So you have a successful business or a great new business idea and you want to head down the path of becoming a franchisor?

Do you fully understand the mechanics of the franchise model and what is required to make it a sustainable success, so that you can continue to grow the business and your brand for your future franchisees and as the custodian of the business?

Taking the time to consider this upfront, before you make the leap into franchising, may just be the most important step that you make on a franchise journey.

It could help to identify any weaknesses in the franchise potential of your business, and also highlight that franchising might not be the ‘pot of gold’ for you that you thought it would be.

The time to find this out is now, in the stage before you franchise your business, not years down the track when you are stuck in a model that cannot deliver the necessary volumes required to ensure a solid, sustainable and rising income stream back to your brand and franchise system.

One of the key factors to understand about establishing and operating a franchise business is that it requires a long-term focus and commitment.

Being in it for the long term is essential for franchisors, and arguably the biggest influence on long-term growth and success is the ‘scalability’ of your franchise system.

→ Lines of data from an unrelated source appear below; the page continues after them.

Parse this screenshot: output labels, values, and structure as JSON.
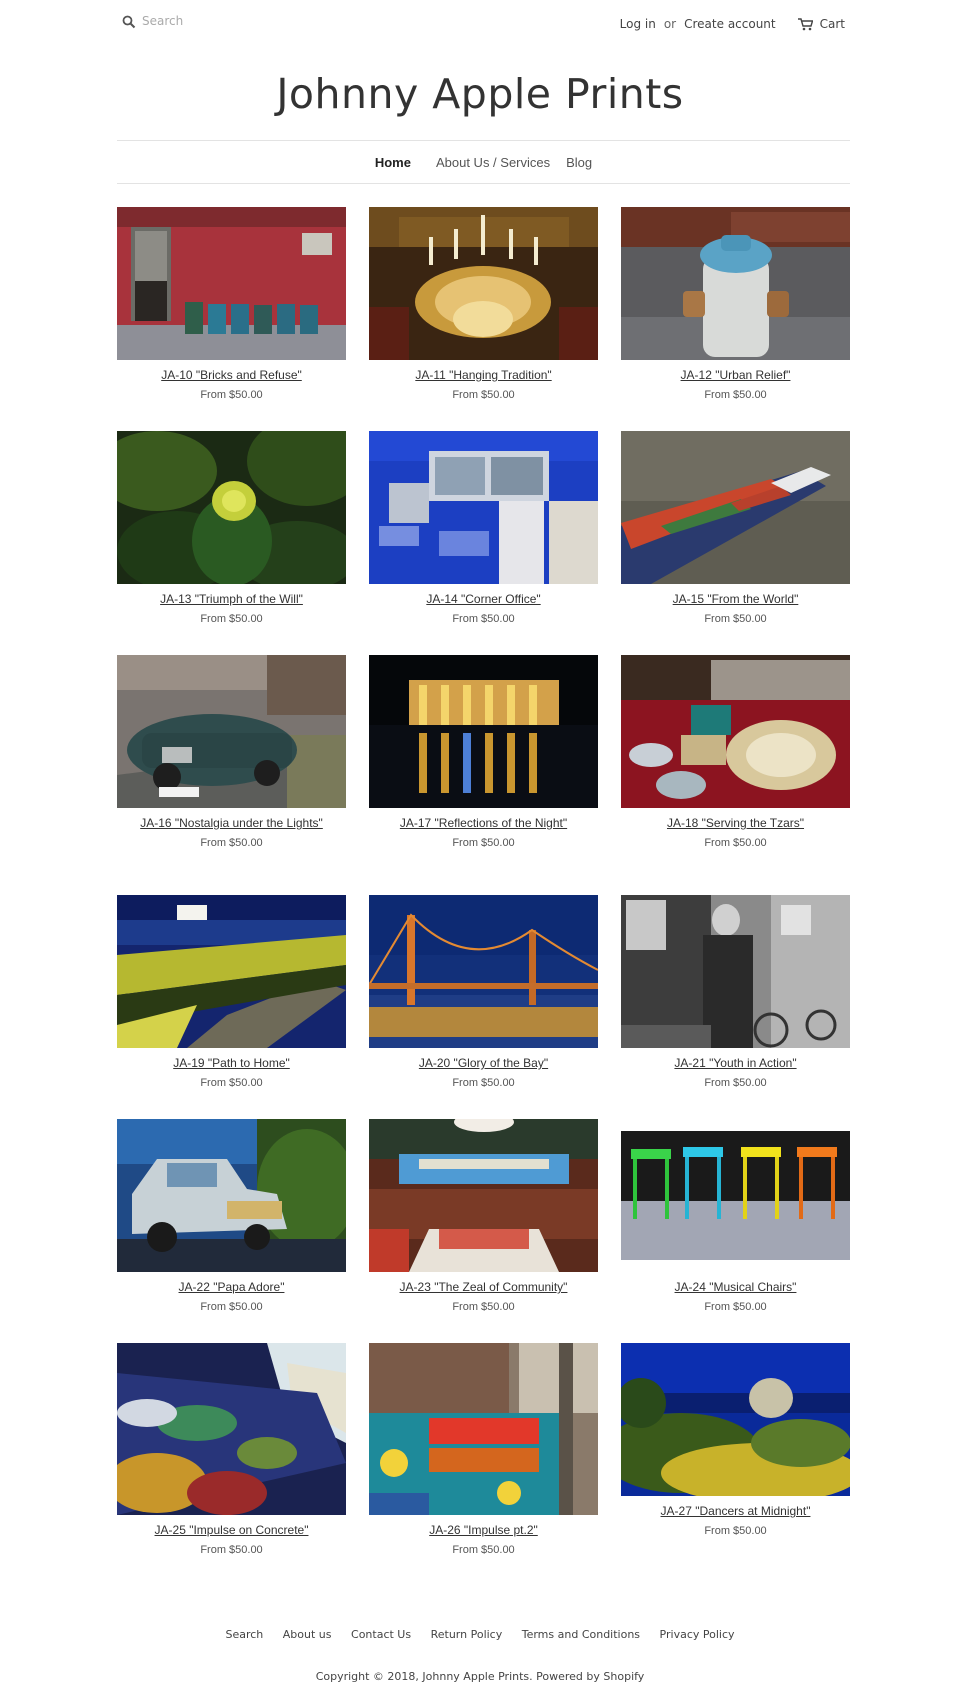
{
  "header": {
    "search_placeholder": "Search",
    "login_label": "Log in",
    "or_label": "or",
    "create_account_label": "Create account",
    "cart_label": "Cart"
  },
  "site_title": "Johnny Apple Prints",
  "nav": {
    "items": [
      {
        "label": "Home",
        "active": true
      },
      {
        "label": "About Us / Services"
      },
      {
        "label": "Blog"
      }
    ]
  },
  "products": [
    {
      "name": "JA-10 \"Bricks and Refuse\"",
      "price": "From $50.00",
      "image": "brick-wall-trash-cans"
    },
    {
      "name": "JA-11 \"Hanging Tradition\"",
      "price": "From $50.00",
      "image": "chandelier"
    },
    {
      "name": "JA-12 \"Urban Relief\"",
      "price": "From $50.00",
      "image": "fire-hydrant"
    },
    {
      "name": "JA-13 \"Triumph of the Will\"",
      "price": "From $50.00",
      "image": "green-plant"
    },
    {
      "name": "JA-14 \"Corner Office\"",
      "price": "From $50.00",
      "image": "blue-graffiti-building"
    },
    {
      "name": "JA-15 \"From the World\"",
      "price": "From $50.00",
      "image": "container-ship"
    },
    {
      "name": "JA-16 \"Nostalgia under the Lights\"",
      "price": "From $50.00",
      "image": "vintage-car"
    },
    {
      "name": "JA-17 \"Reflections of the Night\"",
      "price": "From $50.00",
      "image": "night-reflection"
    },
    {
      "name": "JA-18 \"Serving the Tzars\"",
      "price": "From $50.00",
      "image": "antique-tableware"
    },
    {
      "name": "JA-19 \"Path to Home\"",
      "price": "From $50.00",
      "image": "boardwalk-night"
    },
    {
      "name": "JA-20 \"Glory of the Bay\"",
      "price": "From $50.00",
      "image": "golden-gate-bridge"
    },
    {
      "name": "JA-21 \"Youth in Action\"",
      "price": "From $50.00",
      "image": "street-portrait-bw"
    },
    {
      "name": "JA-22 \"Papa Adore\"",
      "price": "From $50.00",
      "image": "vintage-truck"
    },
    {
      "name": "JA-23 \"The Zeal of Community\"",
      "price": "From $50.00",
      "image": "restaurant-interior"
    },
    {
      "name": "JA-24 \"Musical Chairs\"",
      "price": "From $50.00",
      "image": "colorful-stools"
    },
    {
      "name": "JA-25 \"Impulse on Concrete\"",
      "price": "From $50.00",
      "image": "graffiti-wall"
    },
    {
      "name": "JA-26 \"Impulse pt.2\"",
      "price": "From $50.00",
      "image": "climate-change-mural"
    },
    {
      "name": "JA-27 \"Dancers at Midnight\"",
      "price": "From $50.00",
      "image": "garden-sculpture"
    }
  ],
  "footer": {
    "links": [
      "Search",
      "About us",
      "Contact Us",
      "Return Policy",
      "Terms and Conditions",
      "Privacy Policy"
    ],
    "copyright": "Copyright © 2018, Johnny Apple Prints. Powered by Shopify"
  }
}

Scalability in this sense refers to the overall volumes and revenues that the franchisees can generate and, in turn, deliver royalties back to the franchise.

This is where knowing how franchisors actually make their revenue is so important. Under a franchise agreement, the franchisor usually grants exclusive rights to a franchisee for the local distribution and/or sale of a service or product, in return for royalty payments. The average royalty payment is 7% of a franchisee’s turnover (and this goes back to the franchisor to run the management of the franchise network).

What is interesting to note is that the origins of this average franchise sector royalty percentage stems from the biggest players in the field and is based on the assumption of large franchisee turnover.

It is easy to see how the big global names in franchising can generate larger revenue, with their high-turnover outlets and rapid growth strategy delivering a consistent and growing revenue stream in royalty payments back to the franchise support office.

But what about the smaller, more niche franchises, of which there are plenty out there? If you have a specialist product or service, with a narrow and defined market without much scope for future diversification and expansion, have you considered what level of royalty streams will actually be flowing back to your franchise business?

It may not be the profitable growth strategy that you initially thought, especially when you take into account the upfront cost and time of establishing the franchise system and the ongoing staff required and associated cost and time managing it.

Scalability is a crucial question in the franchise equation and it goes hand-in-hand with the long-term commitment that franchising demands. The feedback we receive from franchisors is that most do not really start to make substantial money as a franchisor until they reach a network of 20-30 outlets. This may be even higher for specialist or niche franchises, particularly in the service sector, that do not usually generate large revenue volumes.